9. Mengkonsumsi Makanan Yang Aman Bagi Kesehatan
Selain gizi yang harus lengkap dan seimbang makanan juga harus aman bagi
kesehatan. Makanan yang aman adalah makanan yang bebas dari kuman dan
bahan kimia berbahaya, telah diolah dengan tata cara yang benar sehingga
sehingga penampilan fisik dan zat gizinya tidak rusak, serta tidak bertentangan
dengan keyakinan masyarakat. Makan makanan yang tidak aman dapat
menyebabkan gangguan kesehatan, antara lain dapat menyebabkan keracunan
makanan yang dapat menyebabkan kematian (Soegondo, dkk. 2009).
B. Jadwal Makan Penderita Diabetes
Menurut Soegondo (2009) pengaturan jadwal bagi penderita diabetes
biasanya adalah 6 kali makan. 3 kali makan besar dan 3 kali selingan. Adapun
jadwal waktunya adalah sebagai berikut;
1. Makan Pagi (jam 07.00)
2. Snack I (jam 10.00)
3. Makan siang (13.00)
4. Snack II (jam 16.00)
5. Makan malam (jam 19.00)
Usahakan makan tepat pada waktunya, karena apabila telat makan, akan
terjadi hipoglikemia (rendahnya kadar gula darah) dengan gejala seperti pusing,
mual, dan pingsan. Apabila hal ini terjadi segera minum air gula.
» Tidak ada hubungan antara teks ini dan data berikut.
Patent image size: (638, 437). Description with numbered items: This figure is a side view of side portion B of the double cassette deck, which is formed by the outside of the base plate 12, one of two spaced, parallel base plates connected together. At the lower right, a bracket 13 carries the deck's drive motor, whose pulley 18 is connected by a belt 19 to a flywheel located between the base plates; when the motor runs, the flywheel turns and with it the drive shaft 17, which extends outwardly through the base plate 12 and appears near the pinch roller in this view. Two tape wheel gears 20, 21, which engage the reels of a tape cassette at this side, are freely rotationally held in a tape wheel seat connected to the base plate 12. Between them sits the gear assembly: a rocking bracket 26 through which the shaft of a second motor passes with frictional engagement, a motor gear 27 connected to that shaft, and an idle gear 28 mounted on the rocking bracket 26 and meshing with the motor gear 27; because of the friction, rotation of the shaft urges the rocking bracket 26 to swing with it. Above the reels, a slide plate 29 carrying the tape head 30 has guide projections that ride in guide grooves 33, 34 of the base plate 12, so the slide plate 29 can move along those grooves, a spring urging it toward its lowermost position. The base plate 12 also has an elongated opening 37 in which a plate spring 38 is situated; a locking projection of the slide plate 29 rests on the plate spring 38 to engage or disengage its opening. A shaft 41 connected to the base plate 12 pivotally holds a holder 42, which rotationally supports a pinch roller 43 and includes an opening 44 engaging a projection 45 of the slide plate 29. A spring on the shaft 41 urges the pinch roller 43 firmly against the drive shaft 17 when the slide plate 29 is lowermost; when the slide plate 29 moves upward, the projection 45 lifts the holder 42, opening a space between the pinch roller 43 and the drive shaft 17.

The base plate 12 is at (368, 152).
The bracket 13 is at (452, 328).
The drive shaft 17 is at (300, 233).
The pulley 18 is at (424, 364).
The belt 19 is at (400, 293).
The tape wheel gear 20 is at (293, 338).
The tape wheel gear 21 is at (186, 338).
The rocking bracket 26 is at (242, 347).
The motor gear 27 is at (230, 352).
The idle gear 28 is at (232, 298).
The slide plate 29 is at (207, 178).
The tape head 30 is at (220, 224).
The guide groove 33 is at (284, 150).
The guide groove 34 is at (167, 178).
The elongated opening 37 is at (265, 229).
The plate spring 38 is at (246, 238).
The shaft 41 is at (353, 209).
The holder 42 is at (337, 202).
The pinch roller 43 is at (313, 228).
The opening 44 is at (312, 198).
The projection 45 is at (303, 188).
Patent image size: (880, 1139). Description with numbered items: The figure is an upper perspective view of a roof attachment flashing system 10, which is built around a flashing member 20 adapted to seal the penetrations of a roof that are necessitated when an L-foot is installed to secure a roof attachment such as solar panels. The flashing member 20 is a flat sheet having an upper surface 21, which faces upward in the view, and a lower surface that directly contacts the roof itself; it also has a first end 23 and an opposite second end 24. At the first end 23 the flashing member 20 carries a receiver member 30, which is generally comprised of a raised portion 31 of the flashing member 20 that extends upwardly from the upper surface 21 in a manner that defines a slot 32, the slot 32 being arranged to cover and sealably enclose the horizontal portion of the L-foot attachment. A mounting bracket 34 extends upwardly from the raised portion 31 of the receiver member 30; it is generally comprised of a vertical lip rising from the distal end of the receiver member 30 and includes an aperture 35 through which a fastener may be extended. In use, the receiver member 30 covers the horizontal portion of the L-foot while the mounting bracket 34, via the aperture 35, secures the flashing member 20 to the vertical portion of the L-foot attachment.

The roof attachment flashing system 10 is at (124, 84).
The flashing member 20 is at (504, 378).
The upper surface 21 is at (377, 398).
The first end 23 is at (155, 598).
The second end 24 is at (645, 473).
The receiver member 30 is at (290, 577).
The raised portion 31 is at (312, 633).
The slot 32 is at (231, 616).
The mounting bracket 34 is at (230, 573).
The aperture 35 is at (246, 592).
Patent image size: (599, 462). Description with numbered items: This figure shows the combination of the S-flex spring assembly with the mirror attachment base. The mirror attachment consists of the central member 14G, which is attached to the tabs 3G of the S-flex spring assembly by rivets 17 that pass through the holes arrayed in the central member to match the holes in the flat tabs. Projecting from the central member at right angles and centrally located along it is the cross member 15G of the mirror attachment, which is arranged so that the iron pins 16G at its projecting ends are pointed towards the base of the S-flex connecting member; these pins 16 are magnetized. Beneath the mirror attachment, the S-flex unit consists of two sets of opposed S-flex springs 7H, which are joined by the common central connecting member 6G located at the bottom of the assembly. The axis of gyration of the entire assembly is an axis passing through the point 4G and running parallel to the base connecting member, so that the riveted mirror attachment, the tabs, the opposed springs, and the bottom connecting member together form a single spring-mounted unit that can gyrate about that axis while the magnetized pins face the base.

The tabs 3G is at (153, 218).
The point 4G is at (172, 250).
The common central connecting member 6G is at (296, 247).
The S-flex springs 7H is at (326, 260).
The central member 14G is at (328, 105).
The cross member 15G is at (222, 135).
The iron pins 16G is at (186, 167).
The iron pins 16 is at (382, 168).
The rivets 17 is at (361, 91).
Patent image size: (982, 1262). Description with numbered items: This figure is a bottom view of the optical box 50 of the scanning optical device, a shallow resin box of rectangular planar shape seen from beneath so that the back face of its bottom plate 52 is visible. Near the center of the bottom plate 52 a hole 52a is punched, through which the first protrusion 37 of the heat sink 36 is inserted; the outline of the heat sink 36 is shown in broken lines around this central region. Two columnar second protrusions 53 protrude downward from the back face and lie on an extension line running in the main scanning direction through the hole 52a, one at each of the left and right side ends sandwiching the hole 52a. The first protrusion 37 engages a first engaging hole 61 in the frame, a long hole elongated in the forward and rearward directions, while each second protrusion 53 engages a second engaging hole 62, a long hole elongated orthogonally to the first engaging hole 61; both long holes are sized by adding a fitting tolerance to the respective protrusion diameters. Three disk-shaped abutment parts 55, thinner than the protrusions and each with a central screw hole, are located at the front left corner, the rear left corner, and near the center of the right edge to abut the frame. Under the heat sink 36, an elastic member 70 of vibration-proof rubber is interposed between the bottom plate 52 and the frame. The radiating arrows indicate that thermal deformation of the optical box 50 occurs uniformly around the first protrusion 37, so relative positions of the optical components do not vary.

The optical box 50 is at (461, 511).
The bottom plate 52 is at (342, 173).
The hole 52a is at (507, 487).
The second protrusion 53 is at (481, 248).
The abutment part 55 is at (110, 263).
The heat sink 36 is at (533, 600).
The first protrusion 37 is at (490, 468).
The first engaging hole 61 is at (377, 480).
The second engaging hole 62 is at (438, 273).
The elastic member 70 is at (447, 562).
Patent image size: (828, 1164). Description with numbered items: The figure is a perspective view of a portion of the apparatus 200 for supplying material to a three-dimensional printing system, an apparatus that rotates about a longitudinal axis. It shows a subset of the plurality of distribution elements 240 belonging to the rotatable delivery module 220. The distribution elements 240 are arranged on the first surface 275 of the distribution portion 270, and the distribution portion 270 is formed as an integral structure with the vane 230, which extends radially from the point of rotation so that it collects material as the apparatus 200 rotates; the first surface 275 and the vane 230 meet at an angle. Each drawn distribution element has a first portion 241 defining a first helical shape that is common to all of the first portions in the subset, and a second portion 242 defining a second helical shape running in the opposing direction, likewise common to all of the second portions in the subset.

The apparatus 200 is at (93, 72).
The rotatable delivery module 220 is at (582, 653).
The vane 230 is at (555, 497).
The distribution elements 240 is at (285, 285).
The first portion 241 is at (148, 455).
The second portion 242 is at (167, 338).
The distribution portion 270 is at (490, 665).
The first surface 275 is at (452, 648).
C. Porsi Makan Penderita Diabetes
Perhatikan jumlah/porsi makanan yang anda konsumsi. Prinsip jumlah
makanan yang dianjurkan untuk penderita diabetes adalah porsi kecil dan sering,
artinya makan dalam jumlah sedikit tetapi sering. Adapun pembagian kalori untuk
setiap kali makan dengan pola menu 6 kali makan adalah sebagai berikut ;
1. Makan Pagi (20%) - maksudnya 20% dari total kebutuhan kalori sehari,
Nasi, Ikan, Nabati, Sayuran dan Minyak
2. Snack I (10%), buah–buahan, susu
3. Makan siang (25%), nasi, ikan, nabati, sayuran, buah, dan minyak
4. Snack II (10%) buah– buahan
5. Makan malam (25%) nasi, ikan, nabati, sayuran, buah, dan minyak
6. Snack III (10%) susu dan buah
D. Tujuan Diet Pada Diabetes
Tujuan umum pada terapi gizi adalah membantu orang dengan diabetes
memperbaiki kebiasaan gizi untuk mendapat kontrol metabolik dan beberapa
tambahan tujuan khusus yaitu :
1. Mempertahankan kadar glukosa darah dengan insulin (Endogen atau
Eksogen) atau obat hipoglekemik oral dan tingkat aktivitas.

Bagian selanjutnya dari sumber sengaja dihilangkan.